Também não esqueci do eufemismo, o mesmo que faltou ao meu algoz e sobrou a meu informante. Definitivamente o eufemismo é essencial e maravilhoso. Produtor de versões suaves e que nos fazem refletir sobre o prisma das sensações e principalmente pensar no real acontecido compreendendo com muito mais maturidade e clareza o fato. Pois não estaremos cegos pela justiça própria e principalmente pela falta de formação/informação do individuo. Evita decisões precipitadas e principalmente ações parcialmente pensadas. Fundamental nas relações humanas de qualquer natureza.

“O eufemismo permite suavizar a realidade de um fato, dissimulando uma idéia desagradável ou brutal.
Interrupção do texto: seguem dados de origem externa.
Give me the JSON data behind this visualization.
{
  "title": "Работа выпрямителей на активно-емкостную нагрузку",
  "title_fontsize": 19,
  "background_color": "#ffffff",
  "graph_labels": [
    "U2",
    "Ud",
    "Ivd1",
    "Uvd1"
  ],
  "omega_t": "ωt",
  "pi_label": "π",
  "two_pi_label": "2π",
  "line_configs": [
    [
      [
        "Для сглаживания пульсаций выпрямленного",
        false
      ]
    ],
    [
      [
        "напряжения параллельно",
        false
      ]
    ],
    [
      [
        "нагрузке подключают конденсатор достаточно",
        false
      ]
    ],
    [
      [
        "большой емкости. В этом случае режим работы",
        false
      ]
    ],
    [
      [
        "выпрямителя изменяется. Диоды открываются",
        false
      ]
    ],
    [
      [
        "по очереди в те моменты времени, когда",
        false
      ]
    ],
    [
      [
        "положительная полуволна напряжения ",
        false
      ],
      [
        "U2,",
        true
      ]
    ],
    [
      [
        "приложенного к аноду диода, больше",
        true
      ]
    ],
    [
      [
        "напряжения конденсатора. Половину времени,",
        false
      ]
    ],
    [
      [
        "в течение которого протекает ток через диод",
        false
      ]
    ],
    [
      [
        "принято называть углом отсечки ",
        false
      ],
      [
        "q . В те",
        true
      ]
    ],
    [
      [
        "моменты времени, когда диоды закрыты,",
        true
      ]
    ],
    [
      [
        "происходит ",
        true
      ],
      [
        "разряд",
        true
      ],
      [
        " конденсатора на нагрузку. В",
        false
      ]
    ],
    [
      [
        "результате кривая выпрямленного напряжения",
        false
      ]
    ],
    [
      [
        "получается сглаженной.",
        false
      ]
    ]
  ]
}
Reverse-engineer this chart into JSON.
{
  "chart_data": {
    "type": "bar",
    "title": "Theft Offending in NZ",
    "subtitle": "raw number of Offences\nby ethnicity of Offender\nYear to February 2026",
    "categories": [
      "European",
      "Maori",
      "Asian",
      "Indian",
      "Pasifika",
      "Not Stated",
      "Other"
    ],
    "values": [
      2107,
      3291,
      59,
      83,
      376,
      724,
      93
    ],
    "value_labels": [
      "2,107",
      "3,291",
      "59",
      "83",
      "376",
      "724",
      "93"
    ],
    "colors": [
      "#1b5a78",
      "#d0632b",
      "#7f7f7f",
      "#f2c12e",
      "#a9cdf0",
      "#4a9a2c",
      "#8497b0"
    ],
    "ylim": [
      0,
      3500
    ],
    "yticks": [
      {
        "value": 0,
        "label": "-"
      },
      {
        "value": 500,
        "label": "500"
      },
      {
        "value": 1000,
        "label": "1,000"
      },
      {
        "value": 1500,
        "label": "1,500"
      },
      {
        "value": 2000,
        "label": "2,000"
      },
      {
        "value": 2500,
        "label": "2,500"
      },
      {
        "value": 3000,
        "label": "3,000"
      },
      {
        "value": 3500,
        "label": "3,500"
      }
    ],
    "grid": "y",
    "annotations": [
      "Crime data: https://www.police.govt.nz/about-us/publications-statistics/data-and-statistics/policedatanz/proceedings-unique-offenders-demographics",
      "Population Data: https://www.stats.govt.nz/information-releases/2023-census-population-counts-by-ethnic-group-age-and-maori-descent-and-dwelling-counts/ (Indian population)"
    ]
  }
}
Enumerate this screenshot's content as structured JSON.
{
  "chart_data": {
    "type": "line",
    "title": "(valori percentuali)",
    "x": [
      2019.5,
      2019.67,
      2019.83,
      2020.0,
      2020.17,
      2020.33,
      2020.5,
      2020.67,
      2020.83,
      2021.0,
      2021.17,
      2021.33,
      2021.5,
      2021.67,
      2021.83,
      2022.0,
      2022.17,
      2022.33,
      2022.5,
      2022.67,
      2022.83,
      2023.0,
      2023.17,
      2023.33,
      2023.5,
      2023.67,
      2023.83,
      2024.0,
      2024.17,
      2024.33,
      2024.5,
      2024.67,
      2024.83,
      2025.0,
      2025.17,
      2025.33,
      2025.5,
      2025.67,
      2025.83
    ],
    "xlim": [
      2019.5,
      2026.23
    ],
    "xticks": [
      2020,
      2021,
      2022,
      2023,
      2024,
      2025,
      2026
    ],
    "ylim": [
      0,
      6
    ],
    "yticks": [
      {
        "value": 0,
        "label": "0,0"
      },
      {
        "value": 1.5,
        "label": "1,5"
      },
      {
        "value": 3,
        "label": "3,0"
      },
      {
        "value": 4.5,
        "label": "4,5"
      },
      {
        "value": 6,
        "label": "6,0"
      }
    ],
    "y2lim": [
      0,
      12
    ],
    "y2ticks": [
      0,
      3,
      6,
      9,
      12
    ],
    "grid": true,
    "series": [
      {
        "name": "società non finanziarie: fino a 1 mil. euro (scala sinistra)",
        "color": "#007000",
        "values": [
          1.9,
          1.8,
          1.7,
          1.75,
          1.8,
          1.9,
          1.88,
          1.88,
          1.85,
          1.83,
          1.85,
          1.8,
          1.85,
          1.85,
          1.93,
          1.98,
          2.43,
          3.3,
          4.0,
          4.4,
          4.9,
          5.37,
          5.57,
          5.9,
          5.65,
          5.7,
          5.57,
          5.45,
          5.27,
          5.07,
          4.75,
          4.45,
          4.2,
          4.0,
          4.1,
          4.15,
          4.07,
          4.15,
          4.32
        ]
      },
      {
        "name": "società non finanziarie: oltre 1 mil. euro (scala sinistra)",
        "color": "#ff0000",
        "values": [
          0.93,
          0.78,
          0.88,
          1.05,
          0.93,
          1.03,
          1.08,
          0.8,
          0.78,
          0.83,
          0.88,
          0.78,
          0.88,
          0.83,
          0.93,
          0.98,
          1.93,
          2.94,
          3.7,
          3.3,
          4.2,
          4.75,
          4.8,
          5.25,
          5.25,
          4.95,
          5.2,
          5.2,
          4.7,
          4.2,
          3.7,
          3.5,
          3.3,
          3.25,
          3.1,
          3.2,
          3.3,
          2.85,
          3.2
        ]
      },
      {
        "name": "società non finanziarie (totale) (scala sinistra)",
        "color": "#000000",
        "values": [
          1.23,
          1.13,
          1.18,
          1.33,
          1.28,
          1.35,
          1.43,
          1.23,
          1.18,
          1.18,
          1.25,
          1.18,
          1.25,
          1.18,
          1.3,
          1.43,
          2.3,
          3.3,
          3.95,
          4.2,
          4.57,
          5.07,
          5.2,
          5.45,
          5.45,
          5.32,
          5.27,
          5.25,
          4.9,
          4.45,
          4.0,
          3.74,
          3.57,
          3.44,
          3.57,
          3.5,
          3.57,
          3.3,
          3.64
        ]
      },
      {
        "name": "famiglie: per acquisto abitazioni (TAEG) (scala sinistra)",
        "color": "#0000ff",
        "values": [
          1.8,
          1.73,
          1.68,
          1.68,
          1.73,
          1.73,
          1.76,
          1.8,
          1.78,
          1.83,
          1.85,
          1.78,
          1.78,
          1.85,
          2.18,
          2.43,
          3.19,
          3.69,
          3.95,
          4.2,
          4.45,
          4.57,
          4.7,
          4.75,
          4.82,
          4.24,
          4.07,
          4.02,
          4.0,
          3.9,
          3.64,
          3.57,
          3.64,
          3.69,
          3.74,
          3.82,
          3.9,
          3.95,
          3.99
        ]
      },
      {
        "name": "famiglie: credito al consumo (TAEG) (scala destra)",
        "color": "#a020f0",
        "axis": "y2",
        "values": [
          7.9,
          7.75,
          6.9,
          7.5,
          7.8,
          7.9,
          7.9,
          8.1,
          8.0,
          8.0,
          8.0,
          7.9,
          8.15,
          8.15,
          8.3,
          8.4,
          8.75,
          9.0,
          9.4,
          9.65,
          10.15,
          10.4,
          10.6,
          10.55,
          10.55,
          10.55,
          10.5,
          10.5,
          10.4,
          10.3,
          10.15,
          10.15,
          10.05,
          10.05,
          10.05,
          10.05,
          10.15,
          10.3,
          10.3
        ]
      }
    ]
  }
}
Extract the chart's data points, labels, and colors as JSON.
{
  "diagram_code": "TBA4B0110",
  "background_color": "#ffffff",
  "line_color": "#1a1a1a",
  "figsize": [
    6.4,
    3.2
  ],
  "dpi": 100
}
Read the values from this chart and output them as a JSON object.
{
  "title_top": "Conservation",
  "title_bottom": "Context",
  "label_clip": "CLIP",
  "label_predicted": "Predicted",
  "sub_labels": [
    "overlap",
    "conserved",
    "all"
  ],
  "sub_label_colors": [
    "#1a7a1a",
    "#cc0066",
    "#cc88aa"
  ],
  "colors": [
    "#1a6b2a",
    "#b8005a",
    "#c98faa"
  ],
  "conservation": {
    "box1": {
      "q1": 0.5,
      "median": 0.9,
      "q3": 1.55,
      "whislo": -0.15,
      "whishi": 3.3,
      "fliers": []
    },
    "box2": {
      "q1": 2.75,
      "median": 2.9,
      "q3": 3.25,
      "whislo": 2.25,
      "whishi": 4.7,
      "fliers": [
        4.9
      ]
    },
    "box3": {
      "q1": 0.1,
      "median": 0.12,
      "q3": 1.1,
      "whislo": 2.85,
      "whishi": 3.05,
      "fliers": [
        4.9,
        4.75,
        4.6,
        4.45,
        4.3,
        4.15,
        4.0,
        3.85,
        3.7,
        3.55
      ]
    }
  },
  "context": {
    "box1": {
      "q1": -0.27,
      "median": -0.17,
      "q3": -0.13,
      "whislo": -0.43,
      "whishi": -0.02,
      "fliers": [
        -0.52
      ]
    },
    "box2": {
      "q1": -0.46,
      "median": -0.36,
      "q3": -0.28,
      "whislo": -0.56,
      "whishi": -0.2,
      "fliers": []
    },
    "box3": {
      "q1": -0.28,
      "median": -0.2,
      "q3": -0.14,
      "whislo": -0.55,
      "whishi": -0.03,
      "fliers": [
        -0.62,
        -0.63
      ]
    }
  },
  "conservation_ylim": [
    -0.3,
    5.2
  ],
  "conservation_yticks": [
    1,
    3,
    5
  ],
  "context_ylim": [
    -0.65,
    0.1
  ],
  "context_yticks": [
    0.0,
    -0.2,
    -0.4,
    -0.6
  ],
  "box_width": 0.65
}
Revela precaução e educação de quem fala”-Gramática.

“Figura de retórica pela qual se suavizam expressões tristes ou desagradáveis empregando outras mais suaves e delicadas”-Dicionário.

O eufemismo realmente é necessário, mas ele só funcionará corretamente se for utilizado com clareza e principalmente com o bom senso, pois todo o efeito positivo pode se tornar negativo com o mau uso deste recurso maravilhoso. Trato aqui de uma forma ampla para a utilização do recurso e não apenas em casos de morte ou acidentes.

Então este é o convite, usar e abusar do eufemismo, com inteligência e com sinceridade.

Existe uma regra chamada de ouro: “não faça/deseje ao seu próximo algo que você não faria/desejaria para si mesmo”.